The journalists worked on regular daily assignments during the four years, making time for Smith's addiction story in between assigned work. Meehan conducted dozens of interviews, and researched hundreds of court documents and reports on drug addiction, law, and substance abuse. They spent so much time with Smith and her family that some very intimate moments were witnessed and recorded. Despite pressure from Smith's family about the newspaper's presence she insisted on them being in her life in the hope that her story might help someone else who is struggling with addiction, or a family member who suffers from substance abuse problems.
"The very root of the project began in January 2003 and it was based on a general assignment that I had, to go cover a drug court graduation. By the end of the graduation I was really blown away by what I'd seen and heard," Stephenson told News Photographer magazine today. "The stories they were telling about their journeys were amazing. Of course, these were the success stories and not everyone has a success story. This was when the problems with OxyContin were hitting the national media big time, and we were doing our own stories on it, they were calling it 'Hillbilly Heroin.' We were doing stories about the drug, and the police cracking down on it, but we weren't doing anything about people recovering from it."
After photographing the drug court graduation ceremony, Stephenson said he "stewed on it for about six months. Then I talked to Mary Meehan about it and told her about the drug courts. We started asking permission and working our way up through the chain, the courts and lawyers and case workers, and showing them examples of our work [from the paper]. Finally in the spring of 2004 they said okay, but then we had to find a participant who was willing to let us photograph and write about them."
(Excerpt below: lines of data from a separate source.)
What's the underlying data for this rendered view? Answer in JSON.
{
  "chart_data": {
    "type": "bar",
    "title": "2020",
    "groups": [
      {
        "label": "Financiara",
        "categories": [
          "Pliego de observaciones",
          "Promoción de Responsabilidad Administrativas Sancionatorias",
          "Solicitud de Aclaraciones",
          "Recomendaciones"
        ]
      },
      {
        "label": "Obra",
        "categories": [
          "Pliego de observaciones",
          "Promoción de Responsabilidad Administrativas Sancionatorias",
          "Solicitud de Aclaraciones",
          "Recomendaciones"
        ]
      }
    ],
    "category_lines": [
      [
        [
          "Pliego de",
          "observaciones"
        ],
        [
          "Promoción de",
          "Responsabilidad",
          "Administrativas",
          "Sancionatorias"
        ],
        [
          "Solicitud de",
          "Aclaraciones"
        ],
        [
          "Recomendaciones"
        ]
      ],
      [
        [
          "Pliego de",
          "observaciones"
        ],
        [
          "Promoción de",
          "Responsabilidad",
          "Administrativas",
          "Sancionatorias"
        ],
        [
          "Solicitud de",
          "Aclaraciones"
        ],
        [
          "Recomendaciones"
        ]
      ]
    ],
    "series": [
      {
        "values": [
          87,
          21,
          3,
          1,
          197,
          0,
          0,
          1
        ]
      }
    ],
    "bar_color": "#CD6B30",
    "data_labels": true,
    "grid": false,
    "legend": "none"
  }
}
The duo wanted to find someone who was early in the drug program so they could document the whole sequence. "When we met Dawn [Smith] she was about 1 month into the program and the day we met her she was scheduled to go to jail because she'd had a dirty drug screen." Smith agreed to let them tell her story, and that's how the project got underway. "Typical drug court cases graduate, if they're going to graduate, in one or two years. But Dawn couldn't break it and it took her a long time to have this resolved, three years," Stephenson said.
The Herald-Leader's editor Linda Austin is the second or third editor to deal with the project, Stephenson said, as she recently joined the newspaper. At least two editors before her saw the merit of seeing the project through to the end. "It's been through a number of project editors too," Stephenson said. "It's been on the back burner for years while we worked on it, and it sort of just became 'furniture' on the projects' list, people would say, 'Whatever happened to that story?' It just became normal that we were doing it up until it came time for it to run. Then editors started realizing the scope of it, and then it became a bigger deal."
Stephenson has been an NPPA member since 1991.
The Herald-Leader says their daily circulation is 108,000 and Sunday circulation is 134,000, and their Web site averages more than 10 million page views per month. The newspaper is owned by the 150-year-old McClatchy Co., the country's third-largest newspaper chain, and the Herald-Leader has won three Pulitzer Prizes.